The draft of Sandy Springs’ new Comprehensive Plan released earlier this week will get many changes from public input over the coming months. But it got one instant edit already, when city officials realized the plan “overstepped” by calling for Hammond Drive to be a transit-lined route serving Cobb County commuters.

“The city has not made that design,” said city spokesperson Sharon Kraun. “We toned that [language] down.”
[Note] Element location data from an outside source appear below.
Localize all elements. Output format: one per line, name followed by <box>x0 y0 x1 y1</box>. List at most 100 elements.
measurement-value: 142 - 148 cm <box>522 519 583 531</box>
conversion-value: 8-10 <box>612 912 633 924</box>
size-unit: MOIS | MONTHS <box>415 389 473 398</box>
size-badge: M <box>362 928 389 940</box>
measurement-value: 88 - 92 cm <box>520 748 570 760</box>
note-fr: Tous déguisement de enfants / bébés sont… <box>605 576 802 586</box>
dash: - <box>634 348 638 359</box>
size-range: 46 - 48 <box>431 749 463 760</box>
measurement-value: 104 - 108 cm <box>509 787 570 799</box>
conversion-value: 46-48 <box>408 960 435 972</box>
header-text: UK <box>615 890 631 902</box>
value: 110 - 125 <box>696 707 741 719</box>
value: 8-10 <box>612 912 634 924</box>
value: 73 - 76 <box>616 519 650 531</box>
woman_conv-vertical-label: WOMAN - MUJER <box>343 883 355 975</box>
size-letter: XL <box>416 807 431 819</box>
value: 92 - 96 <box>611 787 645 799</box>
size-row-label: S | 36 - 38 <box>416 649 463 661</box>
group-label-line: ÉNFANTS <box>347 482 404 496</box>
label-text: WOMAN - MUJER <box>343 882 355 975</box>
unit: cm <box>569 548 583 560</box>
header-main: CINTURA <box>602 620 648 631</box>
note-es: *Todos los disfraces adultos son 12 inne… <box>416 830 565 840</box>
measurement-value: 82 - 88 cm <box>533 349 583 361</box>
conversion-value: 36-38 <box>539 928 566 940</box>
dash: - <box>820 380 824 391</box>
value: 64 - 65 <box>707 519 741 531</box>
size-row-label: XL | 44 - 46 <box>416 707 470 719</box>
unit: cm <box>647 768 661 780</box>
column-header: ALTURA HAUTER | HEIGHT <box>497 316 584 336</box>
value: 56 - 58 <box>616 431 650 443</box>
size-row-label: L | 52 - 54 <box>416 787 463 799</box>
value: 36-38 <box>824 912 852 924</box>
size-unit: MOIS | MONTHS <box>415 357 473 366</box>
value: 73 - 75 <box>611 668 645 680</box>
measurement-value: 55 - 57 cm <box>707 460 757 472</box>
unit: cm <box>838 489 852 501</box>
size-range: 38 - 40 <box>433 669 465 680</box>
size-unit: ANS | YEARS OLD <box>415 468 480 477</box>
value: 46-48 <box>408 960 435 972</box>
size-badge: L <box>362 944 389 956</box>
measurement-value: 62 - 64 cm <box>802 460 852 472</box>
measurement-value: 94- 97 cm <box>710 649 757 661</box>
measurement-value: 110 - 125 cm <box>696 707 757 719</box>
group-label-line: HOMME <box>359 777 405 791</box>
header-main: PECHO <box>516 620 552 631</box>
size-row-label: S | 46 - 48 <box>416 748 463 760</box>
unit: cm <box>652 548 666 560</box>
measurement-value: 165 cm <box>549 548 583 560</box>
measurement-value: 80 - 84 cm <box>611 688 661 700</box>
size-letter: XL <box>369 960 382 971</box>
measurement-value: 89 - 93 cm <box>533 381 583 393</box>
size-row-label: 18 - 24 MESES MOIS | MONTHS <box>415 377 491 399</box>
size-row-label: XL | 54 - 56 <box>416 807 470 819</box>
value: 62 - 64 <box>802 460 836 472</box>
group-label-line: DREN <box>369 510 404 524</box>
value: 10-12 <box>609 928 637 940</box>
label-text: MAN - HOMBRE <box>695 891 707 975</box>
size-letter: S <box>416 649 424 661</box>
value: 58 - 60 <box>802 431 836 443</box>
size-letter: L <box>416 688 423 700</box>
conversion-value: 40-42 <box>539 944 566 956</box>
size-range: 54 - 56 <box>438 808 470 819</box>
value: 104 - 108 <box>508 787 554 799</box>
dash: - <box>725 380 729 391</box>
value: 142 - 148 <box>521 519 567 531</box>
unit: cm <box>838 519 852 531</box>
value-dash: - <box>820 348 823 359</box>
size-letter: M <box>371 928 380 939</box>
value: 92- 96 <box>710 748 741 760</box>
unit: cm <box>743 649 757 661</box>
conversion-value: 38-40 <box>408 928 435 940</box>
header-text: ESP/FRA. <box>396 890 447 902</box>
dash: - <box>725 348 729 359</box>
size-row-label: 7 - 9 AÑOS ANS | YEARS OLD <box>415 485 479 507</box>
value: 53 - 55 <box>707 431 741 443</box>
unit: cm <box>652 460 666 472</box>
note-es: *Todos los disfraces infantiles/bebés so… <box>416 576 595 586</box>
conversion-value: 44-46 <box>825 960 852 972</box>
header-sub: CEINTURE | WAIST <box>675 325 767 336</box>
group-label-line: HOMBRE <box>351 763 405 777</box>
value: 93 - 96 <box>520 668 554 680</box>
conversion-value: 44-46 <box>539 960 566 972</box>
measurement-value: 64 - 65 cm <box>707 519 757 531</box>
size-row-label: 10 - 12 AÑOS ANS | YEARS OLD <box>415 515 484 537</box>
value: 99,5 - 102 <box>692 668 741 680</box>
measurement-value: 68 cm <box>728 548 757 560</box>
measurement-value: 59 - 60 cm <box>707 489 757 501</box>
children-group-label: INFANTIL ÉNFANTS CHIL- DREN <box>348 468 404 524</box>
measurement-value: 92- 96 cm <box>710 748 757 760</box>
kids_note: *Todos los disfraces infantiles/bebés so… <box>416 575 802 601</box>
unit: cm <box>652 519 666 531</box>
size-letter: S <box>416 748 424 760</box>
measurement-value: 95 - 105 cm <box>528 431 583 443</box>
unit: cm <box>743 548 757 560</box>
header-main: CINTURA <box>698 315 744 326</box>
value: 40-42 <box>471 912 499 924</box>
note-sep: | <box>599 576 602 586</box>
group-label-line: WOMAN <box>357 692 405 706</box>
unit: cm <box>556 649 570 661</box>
The city’s long-proposed widening of Hammond Drive between Roswell Road and Glenridge Drive is controversial, with many local homeowners saying it is unnecessary. The city has a nuanced position that it is only studying and design a potential project without making a decision to move ahead. Meanwhile, the city is also buying houses on Hammond as placeholders. Mayor Rusty Paul and some city councilmembers have indicated they want mass transit running on Hammond, but it is not yet an explicit policy.

The draft Comp Plan, which sets out land uses and policies, contains 10 “key actions” for the city’s next decade of urban planning. One of those items is about Hammond Drive and originally said:

“Redesign Hammond Drive as a major east/west multimodal connection that will include a transit link between Sandy Springs and Cobb/Cumberland Counties [sic], possibly connecting through an overbuild area with dedicated transit on I-285.”

The draft Comprehensive Plan's original Hammond Drive language.

The draft Comprehensive Plan’s original Hammond Drive language.

Now, after the city’s editing, it says only: “Redesign Hammond Drive as an east-west connection.”

The Comp Plan's current Hammond Drive language after the editing.

The Comp Plan’s current Hammond Drive language after the editing.

Kraun said the city had not yet vetted the draft Comp Plan when it was posted online. Assistant City Manager Jim Tolbert caught the Hammond Drive language in a condensed version consultants created for the July 19 City Council meeting, Kraun said. Tolbert noticed it only about an hour before the meeting, and Kraun edited the presentation herself. The actual Comp Plan draft was later edited to match.

Kraun’s instant edit for the council meeting still called for Hammond to be “a major east-west connection.” An even softer version was put in the Comp Plan, removing the word “major.”

The draft Comp Plan has not had any other such instant major changes, Kraun said, adding that the Hammond Drive change was made because it was “incorrect from the start.”

The new Comp Plan is part of the city’s “Next Ten” planning process conducted by a team of consultants led by the firm Rhodeside & Harwell.